The fissures in the Sino-Russian “axis of convenience” have emerged yet again, and this time Moscow has gone to the level of giving a cold shoulder to Chinese President Xi Jinping’s flagship Belt and Road Initiative (BRI). Last month, Chinese Foreign Minister Wang Yi hosted a virtual conference on the BRI. Xi Jinping described it as “an opportunity to discuss a collective response to COVID-19, advance Belt and Road cooperation, and strengthen international solidarity.”
Ministerial-level officers from 25 countries were in attendance. But one prominent face was missing- the Russian Foreign Minister, Sergei Lavrov. Lavrov chose to deliver a written statement, and an Ambassador at large attended the event in his place.

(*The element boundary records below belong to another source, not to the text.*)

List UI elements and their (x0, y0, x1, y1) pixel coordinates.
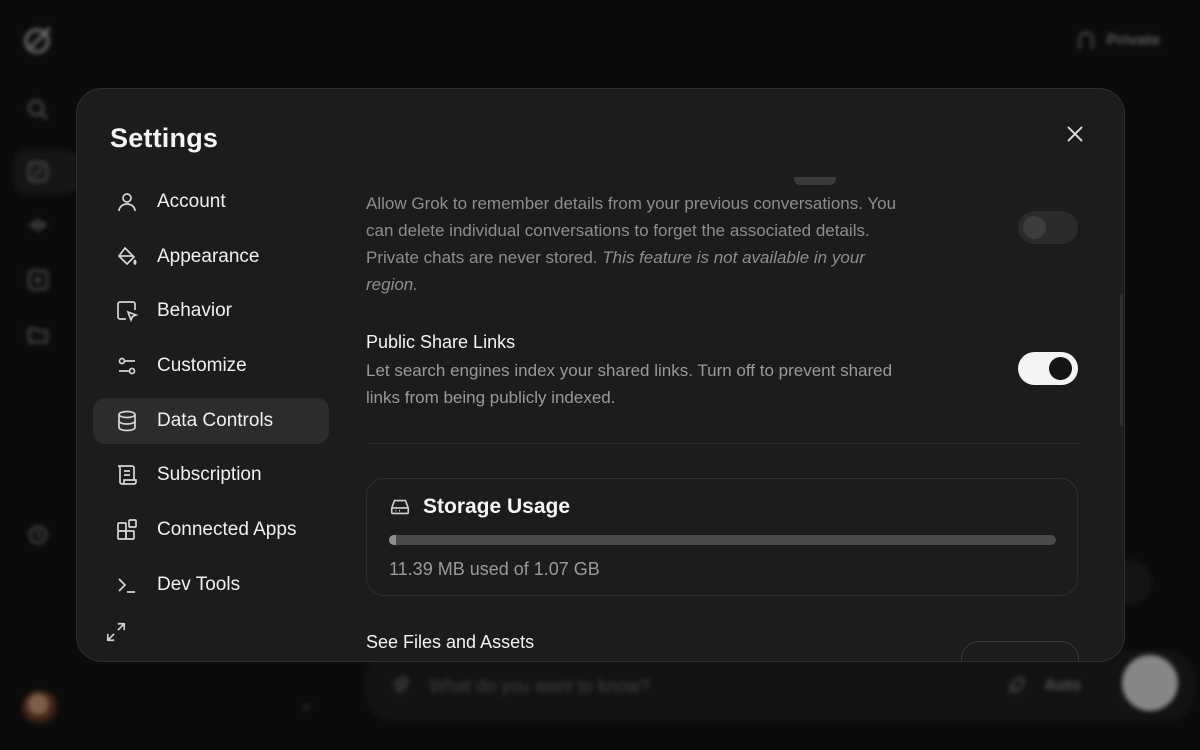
files-assets-title: See Files and Assets (366, 632, 535, 652)
nav-item-data-controls[interactable]: Data Controls (93, 397, 329, 444)
search-icon[interactable] (26, 98, 50, 122)
private-label: Private (1106, 32, 1160, 49)
nav-item-account[interactable]: Account (93, 179, 329, 225)
nav-label: Customize (157, 355, 247, 377)
nav-label: Account (157, 191, 226, 212)
nav-item-customize[interactable]: Customize (93, 343, 329, 389)
voice-mode-button[interactable] (1122, 655, 1178, 711)
avatar[interactable] (22, 690, 58, 726)
chat-input-placeholder[interactable]: What do you want to know? (429, 676, 987, 697)
grok-logo-icon[interactable] (22, 24, 54, 56)
expand-icon[interactable] (105, 621, 127, 643)
cursor-square-icon (117, 301, 139, 323)
database-icon (118, 410, 136, 432)
settings-modal: Settings Account Appearance Behavior Cus… (76, 88, 1125, 662)
section-divider (366, 443, 1079, 444)
nav-item-dev-tools[interactable]: Dev Tools (93, 562, 329, 608)
collapse-sidebar-icon[interactable]: « (302, 698, 311, 716)
storage-progress-fill (389, 535, 396, 545)
receipt-icon (117, 465, 137, 486)
nav-label: Dev Tools (157, 573, 241, 595)
projects-icon[interactable] (26, 323, 50, 347)
user-icon (118, 193, 136, 212)
nav-label: Appearance (157, 245, 260, 267)
storage-title: Storage Usage (423, 495, 571, 518)
storage-usage-card: Storage Usage 11.39 MB used of 1.07 GB (366, 478, 1078, 596)
rocket-icon (1008, 677, 1024, 694)
private-mode-toggle[interactable]: Private (1075, 30, 1160, 52)
modal-title: Settings (110, 123, 219, 153)
app-root: Private « What do you want to know? Auto… (0, 0, 1200, 750)
model-selector[interactable]: Auto (1045, 677, 1081, 695)
public-share-links-toggle[interactable] (1018, 352, 1078, 385)
nav-item-behavior[interactable]: Behavior (93, 288, 329, 334)
hard-drive-icon (390, 499, 410, 515)
sliders-icon (118, 357, 136, 375)
beta-badge (794, 177, 836, 185)
nav-item-appearance[interactable]: Appearance (93, 234, 329, 280)
settings-nav: Account Appearance Behavior Customize Da… (93, 179, 329, 617)
memory-toggle[interactable] (1018, 211, 1078, 244)
toggle-knob (1023, 216, 1046, 239)
storage-usage-text: 11.39 MB used of 1.07 GB (389, 559, 600, 579)
voice-icon[interactable] (26, 213, 50, 237)
memory-description: Allow Grok to remember details from your… (366, 190, 906, 298)
nav-label: Subscription (157, 464, 262, 486)
nav-item-subscription[interactable]: Subscription (93, 452, 329, 498)
nav-item-connected-apps[interactable]: Connected Apps (93, 507, 329, 553)
nav-label: Behavior (157, 300, 232, 322)
apps-grid-icon (117, 519, 137, 540)
storage-header: Storage Usage (389, 495, 570, 519)
nav-label: Data Controls (157, 409, 274, 431)
paint-bucket-icon (117, 246, 137, 265)
nav-label: Connected Apps (157, 519, 297, 541)
terminal-icon (118, 578, 135, 593)
imagine-icon[interactable] (26, 268, 50, 292)
toggle-knob (1049, 357, 1072, 380)
public-share-links-title: Public Share Links (366, 332, 516, 352)
paperclip-icon[interactable] (389, 675, 411, 697)
view-files-button[interactable] (961, 641, 1079, 661)
settings-content: Allow Grok to remember details from your… (366, 89, 1124, 661)
ghost-icon (1078, 31, 1094, 50)
storage-progress-bar (389, 535, 1056, 545)
content-scrollbar[interactable] (1120, 294, 1123, 426)
history-icon[interactable] (26, 523, 50, 547)
new-chat-icon[interactable] (26, 160, 50, 184)
public-share-links-description: Let search engines index your shared lin… (366, 361, 893, 407)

Lavrov’s absence hints that Russia is done with the Belt and Road Initiative (BRI). And this doesn’t sound surprising at all. Beijing and Moscow have been claiming to share a strong relationship and unwavering commitment towards Beijing’s flagship infrastructure programme, but in reality, Russia has hardly been a keen BRI partner. In fact, Russia is part of the BRI in name only.
Igor Denisov, a senior research fellow at the Moscow State Institute of International Relations said, “Russia is not part of the BRI. It is only a supporter of Chinese global outreach as long as it is in Russia’s interests.”
As far as the BRI co-operation between Russia and China is concerned, it has been reduced to a showcase of ostensible camaraderie between the two countries. China likes to claim Moscow as the most integral partner of Beijing in the BRI. The Chinese State media and strategic circles continue to claim that BRI connectivity between Russia and China is the key to augment trading ties with Europe.
As for Vladimir Putin, he also uses the BRI for superficial purposes- flaunting the so-called close ties between Russia and China. The Russian President makes it a point not to miss the biennial Belt and Road Forum.
Where Russia wants co-operation in the BRI, China doesn’t reciprocate. Putin, for example, wants to align the BRI with the Eurasian Economic Union (EAEU), a Moscow-led economic union of countries located in Eastern Europe, Central Asia and Western Asia.
Eurasia has traditionally been an area of Russian influence. But Chinese investments are now increasing in the post-Soviet space with a spate of BRI projects. Putin wanted to reclaim the receding Russian influence in the region, and this is why China and Russia signed a landmark declaration in 2015 to integrate the EAEU and BRI. But not much progress has happened on this front either.
China hasn’t accepted even one of the 40 transportation project proposals made by the Eurasian Economic Union. Till 2019, China did not find a single EAEU project worth the “Belt and Road” label. Beijing wants to ensure that Russia keeps playing second fiddle, but Putin is not the one who would get overshadowed by Xi Jinping and this is creating some serious bottlenecks in Russia’s BRI participation.
It is not as if China has not invested in Russia. Beijing has invested in strategic Russian sectors and Moscow itself is open to Chinese investments primarily because the Russian economy has been ravaged by Western sanctions following the Crimean Peninsula annexation of 2014.
However, Chinese investments in Russia remain largely outside the Belt and Road Initiative fold. Even the bigger investments like the Yamal LNG project in Northern Russia has little to do with the BRI. Bobo Lo, a non-resident fellow at the Lowy Institute said in an interview, “Yamal LNG has precious little to do with BRI. It is simply a bilateral project between China and Russia.”
In fact, for all the hullabaloo around growing Sino-Russian ties, the Chinese FDI in Russia in 2017 stood around 140 million US dollars. This wasn’t very significant in Russia’s total FDI inflows of 25.3 billion US dollars. In fact, Chinese investments in Russia do not match those in the real BRI partner countries like Iran and Pakistan.
Russia is constantly snubbing China over the BRI- a flagship project very close to the Chinese President Xi Jinping. If Russia speaks enthusiastically about the BRI, it is only because Moscow doesn’t want to antagonise China at a time when the Russian economy is already in tatters.
Lavrov’s absence at the virtual conference and the complete lack of BRI projects in Russia are clear signs of Moscow’s reluctance to be clubbed together with a global pariah like China. The dissensions in Sino-Russian ties are for everyone to see.